/pacman-contest

This project was developed for attending an AI competition organised by University of Melbourne . Ranked 3/152

Primary LanguagePython

Overview

The purpose of this project is to implement Pac-Man Autonomous Agent that can play and compete in a tournament, the detail description of the tournament can be found from http://ai.berkeley.edu/contest.html.

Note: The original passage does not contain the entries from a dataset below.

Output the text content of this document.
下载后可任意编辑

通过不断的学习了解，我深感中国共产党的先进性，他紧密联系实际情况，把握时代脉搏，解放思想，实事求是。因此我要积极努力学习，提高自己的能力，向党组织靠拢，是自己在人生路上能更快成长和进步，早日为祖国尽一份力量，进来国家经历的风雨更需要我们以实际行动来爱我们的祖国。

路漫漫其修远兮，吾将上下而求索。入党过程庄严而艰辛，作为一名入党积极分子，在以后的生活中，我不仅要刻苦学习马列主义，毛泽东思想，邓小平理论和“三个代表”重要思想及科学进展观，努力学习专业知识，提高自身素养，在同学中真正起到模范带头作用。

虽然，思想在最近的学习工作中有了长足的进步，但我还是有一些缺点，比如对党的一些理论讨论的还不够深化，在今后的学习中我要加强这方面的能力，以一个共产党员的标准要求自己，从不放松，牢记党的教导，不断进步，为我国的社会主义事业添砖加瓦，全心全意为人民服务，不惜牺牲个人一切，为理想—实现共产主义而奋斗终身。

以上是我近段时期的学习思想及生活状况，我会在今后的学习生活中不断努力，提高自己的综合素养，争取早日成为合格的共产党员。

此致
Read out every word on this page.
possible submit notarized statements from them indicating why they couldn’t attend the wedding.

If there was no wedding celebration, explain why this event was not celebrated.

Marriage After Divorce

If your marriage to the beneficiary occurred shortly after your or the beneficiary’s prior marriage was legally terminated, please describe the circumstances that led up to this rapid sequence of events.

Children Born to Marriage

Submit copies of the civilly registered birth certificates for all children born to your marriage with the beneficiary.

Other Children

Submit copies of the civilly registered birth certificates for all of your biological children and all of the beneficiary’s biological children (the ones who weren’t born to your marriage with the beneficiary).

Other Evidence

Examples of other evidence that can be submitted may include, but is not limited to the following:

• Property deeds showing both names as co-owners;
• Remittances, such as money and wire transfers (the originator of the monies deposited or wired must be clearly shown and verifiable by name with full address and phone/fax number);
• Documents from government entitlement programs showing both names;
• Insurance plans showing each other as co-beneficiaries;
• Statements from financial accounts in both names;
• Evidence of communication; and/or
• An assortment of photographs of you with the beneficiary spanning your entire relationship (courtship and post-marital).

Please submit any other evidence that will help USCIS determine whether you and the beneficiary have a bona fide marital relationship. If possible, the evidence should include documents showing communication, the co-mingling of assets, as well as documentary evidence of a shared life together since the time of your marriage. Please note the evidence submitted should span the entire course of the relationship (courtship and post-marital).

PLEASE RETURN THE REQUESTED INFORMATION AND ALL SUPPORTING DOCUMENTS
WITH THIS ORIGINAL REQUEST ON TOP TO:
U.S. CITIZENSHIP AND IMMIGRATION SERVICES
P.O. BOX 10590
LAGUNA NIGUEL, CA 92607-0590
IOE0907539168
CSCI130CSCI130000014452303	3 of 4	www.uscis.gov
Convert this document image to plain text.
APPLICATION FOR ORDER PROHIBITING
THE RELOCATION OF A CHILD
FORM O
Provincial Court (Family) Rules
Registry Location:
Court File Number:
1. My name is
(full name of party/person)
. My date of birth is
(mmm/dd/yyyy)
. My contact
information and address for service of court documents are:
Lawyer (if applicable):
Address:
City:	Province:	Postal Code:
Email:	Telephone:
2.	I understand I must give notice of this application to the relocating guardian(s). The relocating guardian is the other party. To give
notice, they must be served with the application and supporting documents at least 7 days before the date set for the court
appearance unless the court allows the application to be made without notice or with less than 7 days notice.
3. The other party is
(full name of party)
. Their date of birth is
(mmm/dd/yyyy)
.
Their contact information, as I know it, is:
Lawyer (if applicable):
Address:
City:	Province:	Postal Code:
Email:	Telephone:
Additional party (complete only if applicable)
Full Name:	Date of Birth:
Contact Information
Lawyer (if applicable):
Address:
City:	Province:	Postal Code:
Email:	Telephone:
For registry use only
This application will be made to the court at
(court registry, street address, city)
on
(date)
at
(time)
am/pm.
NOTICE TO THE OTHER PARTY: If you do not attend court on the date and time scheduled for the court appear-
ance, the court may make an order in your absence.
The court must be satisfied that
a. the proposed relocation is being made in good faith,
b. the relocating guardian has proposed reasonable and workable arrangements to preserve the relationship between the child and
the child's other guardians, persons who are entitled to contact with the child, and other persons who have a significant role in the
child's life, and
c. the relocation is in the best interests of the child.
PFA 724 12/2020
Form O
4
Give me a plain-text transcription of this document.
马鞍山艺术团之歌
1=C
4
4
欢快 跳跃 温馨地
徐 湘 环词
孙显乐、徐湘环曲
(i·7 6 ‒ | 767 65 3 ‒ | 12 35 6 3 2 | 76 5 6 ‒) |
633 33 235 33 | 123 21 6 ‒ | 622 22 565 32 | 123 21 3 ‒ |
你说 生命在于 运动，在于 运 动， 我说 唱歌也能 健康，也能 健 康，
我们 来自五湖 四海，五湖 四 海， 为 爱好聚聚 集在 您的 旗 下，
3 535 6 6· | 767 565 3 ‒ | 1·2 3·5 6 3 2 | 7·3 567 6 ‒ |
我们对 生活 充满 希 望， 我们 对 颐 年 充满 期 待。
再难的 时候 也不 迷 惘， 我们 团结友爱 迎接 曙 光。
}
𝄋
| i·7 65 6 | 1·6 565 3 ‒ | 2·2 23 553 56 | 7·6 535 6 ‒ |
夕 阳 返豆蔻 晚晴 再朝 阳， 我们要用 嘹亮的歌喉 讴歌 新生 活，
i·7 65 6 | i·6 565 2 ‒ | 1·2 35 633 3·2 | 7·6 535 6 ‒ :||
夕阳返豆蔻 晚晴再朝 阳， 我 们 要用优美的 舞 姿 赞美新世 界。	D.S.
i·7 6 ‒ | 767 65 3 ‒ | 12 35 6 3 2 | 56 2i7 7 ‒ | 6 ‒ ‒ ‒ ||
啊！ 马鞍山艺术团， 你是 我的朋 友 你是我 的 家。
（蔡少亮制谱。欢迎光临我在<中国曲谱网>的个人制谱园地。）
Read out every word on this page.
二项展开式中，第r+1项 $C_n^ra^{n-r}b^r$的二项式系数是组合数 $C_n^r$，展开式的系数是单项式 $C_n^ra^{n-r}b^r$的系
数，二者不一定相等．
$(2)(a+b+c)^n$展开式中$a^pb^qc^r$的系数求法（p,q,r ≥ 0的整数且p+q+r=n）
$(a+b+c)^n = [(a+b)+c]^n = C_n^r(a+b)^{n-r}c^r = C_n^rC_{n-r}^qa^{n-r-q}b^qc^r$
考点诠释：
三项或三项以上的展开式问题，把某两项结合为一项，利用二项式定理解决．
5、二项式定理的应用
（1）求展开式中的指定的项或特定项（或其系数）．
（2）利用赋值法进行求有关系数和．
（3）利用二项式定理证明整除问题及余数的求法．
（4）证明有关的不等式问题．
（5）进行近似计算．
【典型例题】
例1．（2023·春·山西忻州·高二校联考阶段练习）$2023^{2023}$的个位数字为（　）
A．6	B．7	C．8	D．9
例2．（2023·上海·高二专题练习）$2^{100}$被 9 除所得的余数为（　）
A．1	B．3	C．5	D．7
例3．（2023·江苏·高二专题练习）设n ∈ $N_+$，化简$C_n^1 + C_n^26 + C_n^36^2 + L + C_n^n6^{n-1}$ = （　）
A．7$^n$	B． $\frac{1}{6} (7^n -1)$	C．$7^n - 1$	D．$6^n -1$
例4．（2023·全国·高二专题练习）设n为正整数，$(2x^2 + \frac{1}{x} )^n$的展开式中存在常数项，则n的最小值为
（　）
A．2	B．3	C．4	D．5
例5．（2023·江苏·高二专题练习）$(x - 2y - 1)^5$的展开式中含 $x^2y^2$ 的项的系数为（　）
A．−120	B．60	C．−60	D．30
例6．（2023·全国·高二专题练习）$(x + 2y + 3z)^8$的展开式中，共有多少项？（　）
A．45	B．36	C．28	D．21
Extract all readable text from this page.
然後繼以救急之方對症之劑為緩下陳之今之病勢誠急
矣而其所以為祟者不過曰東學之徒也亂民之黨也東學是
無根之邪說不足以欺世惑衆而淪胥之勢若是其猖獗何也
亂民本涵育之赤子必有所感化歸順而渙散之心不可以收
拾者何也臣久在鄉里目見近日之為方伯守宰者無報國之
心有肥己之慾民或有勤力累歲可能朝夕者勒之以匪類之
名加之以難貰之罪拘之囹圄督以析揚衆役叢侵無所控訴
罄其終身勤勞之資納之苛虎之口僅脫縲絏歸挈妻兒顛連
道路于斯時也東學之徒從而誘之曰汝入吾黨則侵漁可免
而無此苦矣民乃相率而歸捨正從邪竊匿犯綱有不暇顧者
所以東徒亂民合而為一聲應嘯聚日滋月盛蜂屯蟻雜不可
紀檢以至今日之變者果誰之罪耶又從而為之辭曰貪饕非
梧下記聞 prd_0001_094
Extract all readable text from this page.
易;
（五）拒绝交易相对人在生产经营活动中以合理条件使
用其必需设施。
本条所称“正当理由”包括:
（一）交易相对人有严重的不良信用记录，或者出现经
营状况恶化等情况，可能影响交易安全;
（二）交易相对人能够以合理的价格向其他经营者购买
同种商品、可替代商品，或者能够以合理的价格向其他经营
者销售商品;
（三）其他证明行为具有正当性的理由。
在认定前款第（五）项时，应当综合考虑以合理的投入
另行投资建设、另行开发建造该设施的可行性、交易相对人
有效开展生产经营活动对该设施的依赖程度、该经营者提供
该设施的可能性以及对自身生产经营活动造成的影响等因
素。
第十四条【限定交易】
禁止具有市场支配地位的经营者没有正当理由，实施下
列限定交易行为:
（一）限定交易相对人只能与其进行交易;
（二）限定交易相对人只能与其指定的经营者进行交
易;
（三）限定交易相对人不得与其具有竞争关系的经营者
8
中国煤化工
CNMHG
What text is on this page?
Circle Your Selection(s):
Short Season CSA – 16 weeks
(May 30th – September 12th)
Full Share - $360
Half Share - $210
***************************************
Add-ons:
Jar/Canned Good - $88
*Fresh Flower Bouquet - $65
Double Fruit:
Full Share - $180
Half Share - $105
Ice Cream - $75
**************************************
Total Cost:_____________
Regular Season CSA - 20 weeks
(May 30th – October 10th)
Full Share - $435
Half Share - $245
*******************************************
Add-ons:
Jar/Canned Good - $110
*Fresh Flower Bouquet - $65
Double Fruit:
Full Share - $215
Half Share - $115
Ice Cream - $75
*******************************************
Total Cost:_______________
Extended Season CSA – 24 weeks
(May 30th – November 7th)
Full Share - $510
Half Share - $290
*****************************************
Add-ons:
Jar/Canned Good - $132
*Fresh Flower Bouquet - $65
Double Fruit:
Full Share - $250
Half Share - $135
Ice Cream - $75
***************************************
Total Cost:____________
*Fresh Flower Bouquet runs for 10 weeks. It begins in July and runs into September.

This wiki is mainly divided into three parts:

  1. Challenges and Decision Making

  2. Techniques used:

  • Scan Map(BFS)
  • A* Agents
  • Q-approximate Agents
  1. Experimental

important info

Only myTeam.py and Q-approximateAgents.py are developed by our group, other files are from UC Berkely.

Run program instruction

The commondline below allows A* agents play agianst baseline team

python capture.py -r myTeam -b baselineTeam

The commondline below allows q-approximate agents play agianst baseline team

python capture.py -r Q-approximateAgents -b baselineTeam

Youtube presentation

Please click HERE to watch the video

Chanllenges and decision making

Before going to decide which technique to use in this proeject, it is important to identify the challenges in this project. Therefore, in this pages, we would firstly identifying the challenges based on the game restrictions and then carefully analysis different techniques and finally make our decision about which techniques are more suitable for this contest.

Challenges

There are several restrictions on this project:

  • each step should be calculated within one second
  • the tournament would run in random maps
  • we only have three weeks to do the project
  • we have 15 seconds to do initial set-up before game start

Based on these restrictions, our challenges are:

  • find techniques that can calculate each step within 1 sec and the output should be relatively rational
  • The agent should be generalized enough and it should be competitive in all the random maps
  • The training time of agents should be less than three weeks
  • It is important to make use of the 15 seconds to gain more information about the map before the game start

Analysis of Different Techniques

In this section, we would carefully analysis different techniques to figure out whether they are suitable in this contest.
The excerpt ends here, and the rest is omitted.